Ruth Zuckerman: Flywheel Sports
Ruth Zuckerman is the woman behind Flywheel Sports, which promotes spinning and cycling classes. She called this her anti-aging secret. You can burn 600 to 800 calories in a 45 minute spin class.
She showed off some spinning moves, such as the standing jog. Changing your bike settings varies the incline and speed to customize your workout. You can find out more at flywheelsports.com.
Dr. Lisa Masterson: Balance Ball Benefits
B is for Balance, and the Balance Ball is a great way to get your core and abs strong, said Dr. Lisa Masterson. Dr. Travis Stork said you can use them throughout your day, at your desk or while watching TV at home.
Audience members demonstrated some balance ball exercises. Dr. Travis Stork said not to let the ball move around. Keeping it stationary ensures that your core is doing the work.
Dr. Andrew Ordon: Cutting Calories
C is for Calories, and Dr. Drew Ordon said we can all cut back on those. “A calorie is the amount of heat needed to raise the temperature of a liter of water one degree,” Dr. Ordon explained.
The higher calories foods have, the more working out you need to do, to burn it off. Dr. Travis Stork said average Americans eat 300 more calories than they need each day. That’s almost 110,000 calories a year. If 3,500 calories equal one pound, that comes out to an average gain of 31 pounds per year.
Dr. Lisa Masterson said women generally need about 1,800 calories per day, and men need around 2,000 calories. But it varies with each person.
The Doctors: Richard Simmons
Dr. Jim Sears visited the always abrasive Richard Simmons, who was dressed like a half-naked clown but did have some motivational tips. Richard Simmons said you should always know your worth, visualize your success, and give yourself compliments.
Richard Simmons used members of his workout classes to illustrate these ideas. All of them had lost at least 100 pounds. Back in the studio, Richard Simmons joined The Doctors to freak out the audience, who was still busy working out. He ever brought some tacky shorts and insisted that Dr. Travis Stork change into them backstage.
The Drs TV: Richard Simmons Classes
E is for Energy. Richard Simmons said that it comes from feeling positive about your life. Dr. Travis Stork came back onstage in his too-short shorts, which Richard Simmons said were vintage, from 1979. Richard Simmons said balanced meals and lots of water are other ways to boost your energy.

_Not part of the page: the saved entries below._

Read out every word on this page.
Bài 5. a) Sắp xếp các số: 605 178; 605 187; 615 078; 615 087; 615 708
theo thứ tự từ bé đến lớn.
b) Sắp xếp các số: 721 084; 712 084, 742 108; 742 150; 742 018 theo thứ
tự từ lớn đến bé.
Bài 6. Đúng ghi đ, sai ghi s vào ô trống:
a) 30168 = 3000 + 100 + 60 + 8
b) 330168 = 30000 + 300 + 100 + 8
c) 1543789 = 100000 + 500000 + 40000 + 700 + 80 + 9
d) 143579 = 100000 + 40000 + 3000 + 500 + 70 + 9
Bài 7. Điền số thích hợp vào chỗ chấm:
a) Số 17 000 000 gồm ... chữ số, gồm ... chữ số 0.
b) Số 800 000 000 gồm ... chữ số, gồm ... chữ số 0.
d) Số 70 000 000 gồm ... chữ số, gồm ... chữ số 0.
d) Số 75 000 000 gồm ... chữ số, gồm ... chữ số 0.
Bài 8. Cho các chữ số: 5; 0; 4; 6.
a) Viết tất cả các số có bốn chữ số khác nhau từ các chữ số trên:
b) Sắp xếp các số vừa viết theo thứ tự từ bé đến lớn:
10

Richard Simmons also said that you have to work the body daily to get results. He praised The Doctors for walking the walk and talking the talk.
Dr. Travis Stork: Staying Flexible
Dr. Travis Stork said fear often keeps people from starting an exercise program. But F is for Flexibility, which becomes more important as you age. He said you can do simple stretches that will help you work out and gain flexibility at the same time.